After adjusting for BMI, which was the major confounding factor in the association between frailty and depression, higher frailty index remained associated with elevated risks for depression in the Psychiatric Genomics Consortium and FinnGen datasets, with corresponding odds ratios of 1.64 and 1.46.

Depressed people were also significantly more likely to have a higher frailty index in  multivariate analysis.

Sensitivity analyses supported this bidirectional causal relationship, which remained stable after adjusting for physical activity.

The researchers note that the original frailty GWAS summary statistics reported 14 genome-wide significant risk loci and two loci that had significant associations with depression or depressive symptoms.

They suggest that adverse outcomes from frailty such as falls, higher medical costs, and less social interaction could subsequently lead to anxiety, and ultimately result in depression.

“On the other hand, depression could lead to poor nutritional status, sleep disturbance, and emotional disorders, which may seriously affect physical health and cause frailty.”

Depression is associated with cognitive impairment and this may also lead to the appearance of frailty, the researchers pointed out.
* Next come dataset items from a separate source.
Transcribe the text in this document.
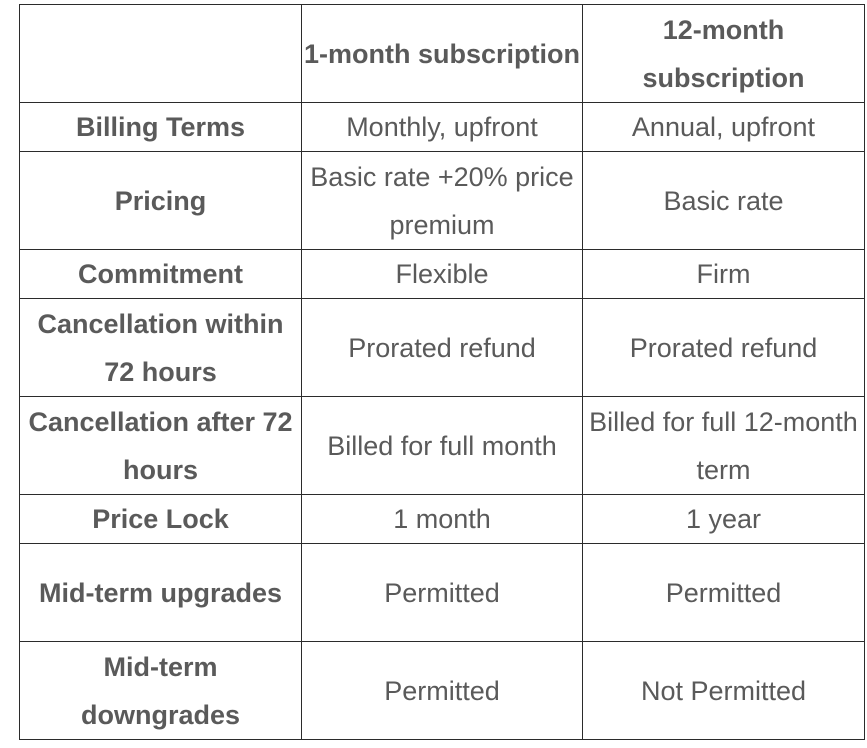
	1-month subscription	12-month subscription
Billing Terms	Monthly, upfront	Annual, upfront
Pricing	Basic rate +20% price premium	Basic rate
Commitment	Flexible	Firm
Cancellation within 72 hours	Prorated refund	Prorated refund
Cancellation after 72 hours	Billed for full month	Billed for full 12-month term
Price Lock	1 month	1 year
Mid-term upgrades	Permitted	Permitted
Mid-term downgrades	Permitted	Not Permitted
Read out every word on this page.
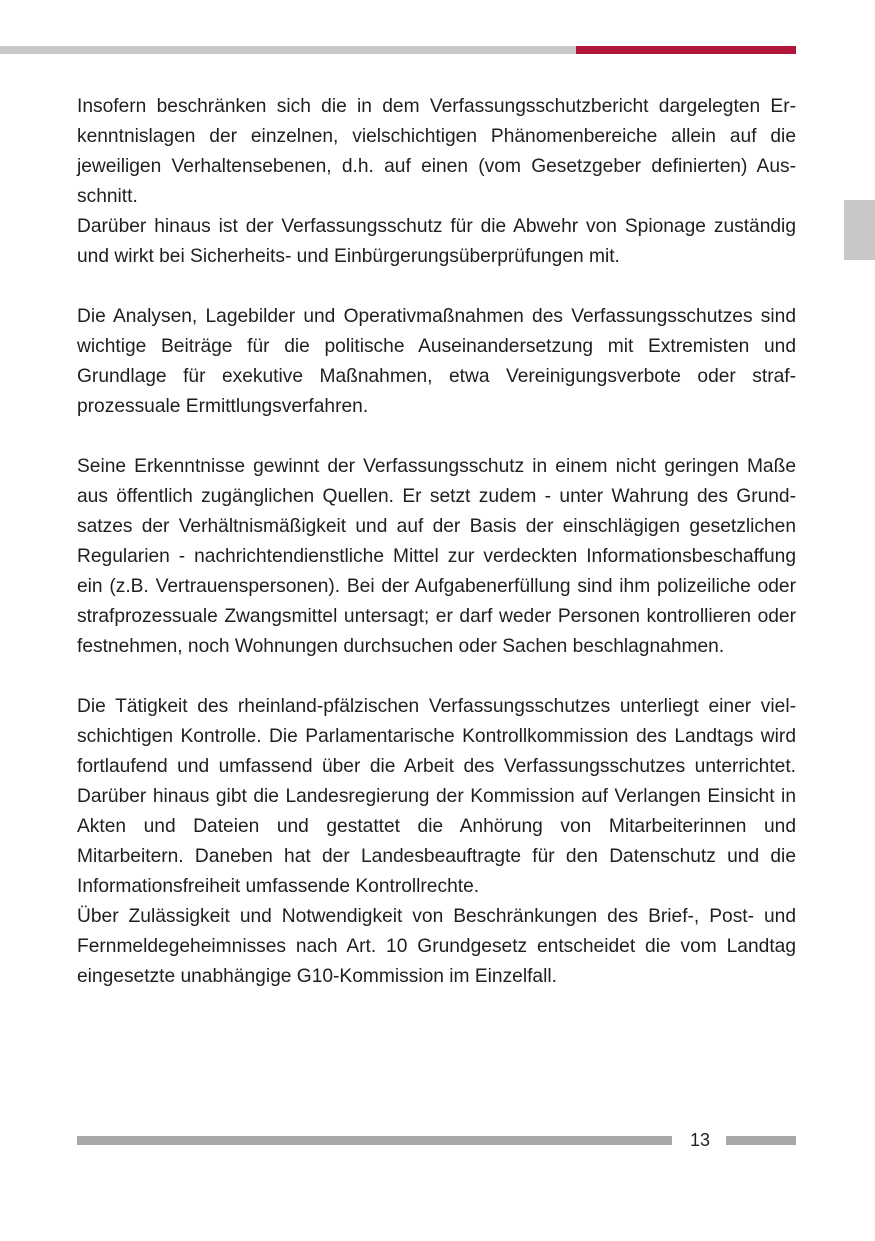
Insofern beschränken sich die in dem Verfassungsschutzbericht dargelegten Erkenntnislagen der einzelnen, vielschichtigen Phänomenbereiche allein auf die jeweiligen Verhaltensebenen, d.h. auf einen (vom Gesetzgeber definierten) Ausschnitt.

Darüber hinaus ist der Verfassungsschutz für die Abwehr von Spionage zuständig und wirkt bei Sicherheits- und Einbürgerungsüberprüfungen mit.

Die Analysen, Lagebilder und Operativmaßnahmen des Verfassungsschutzes sind wichtige Beiträge für die politische Auseinandersetzung mit Extremisten und Grundlage für exekutive Maßnahmen, etwa Vereinigungsverbote oder strafprozessuale Ermittlungsverfahren.

Seine Erkenntnisse gewinnt der Verfassungsschutz in einem nicht geringen Maße aus öffentlich zugänglichen Quellen. Er setzt zudem - unter Wahrung des Grundsatzes der Verhältnismäßigkeit und auf der Basis der einschlägigen gesetzlichen Regularien - nachrichtendienstliche Mittel zur verdeckten Informationsbeschaffung ein (z.B. Vertrauenspersonen). Bei der Aufgabenerfüllung sind ihm polizeiliche oder strafprozessuale Zwangsmittel untersagt; er darf weder Personen kontrollieren oder festnehmen, noch Wohnungen durchsuchen oder Sachen beschlagnahmen.

Die Tätigkeit des rheinland-pfälzischen Verfassungsschutzes unterliegt einer vielschichtigen Kontrolle. Die Parlamentarische Kontrollkommission des Landtags wird fortlaufend und umfassend über die Arbeit des Verfassungsschutzes unterrichtet. Darüber hinaus gibt die Landesregierung der Kommission auf Verlangen Einsicht in Akten und Dateien und gestattet die Anhörung von Mitarbeiterinnen und Mitarbeitern. Daneben hat der Landesbeauftragte für den Datenschutz und die Informationsfreiheit umfassende Kontrollrechte.

Über Zulässigkeit und Notwendigkeit von Beschränkungen des Brief-, Post- und Fernmeldegeheimnisses nach Art. 10 Grundgesetz entscheidet die vom Landtag eingesetzte unabhängige G10-Kommission im Einzelfall.

13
In addition, there is growing evidence that the bidirectional association could be partially explained by shared risk factors and pathophysiological pathways, such as chronic inflammation, oxidative stress, mitochondrial dysfunction, and hypothalamic adrenal axis dysregulation.

“It is worth noting that both frailty and depression are associated with a series of deleterious results such as decreased quality of life and increased use of health care services,” the authors added.

“Coexisting frailty and depression even led to accelerated cognitive impairment, disability, and death.

“Therefore, providing timely psychological comfort and psychological guidance to frail patients or screening depressed patients for frailty are both necessary.”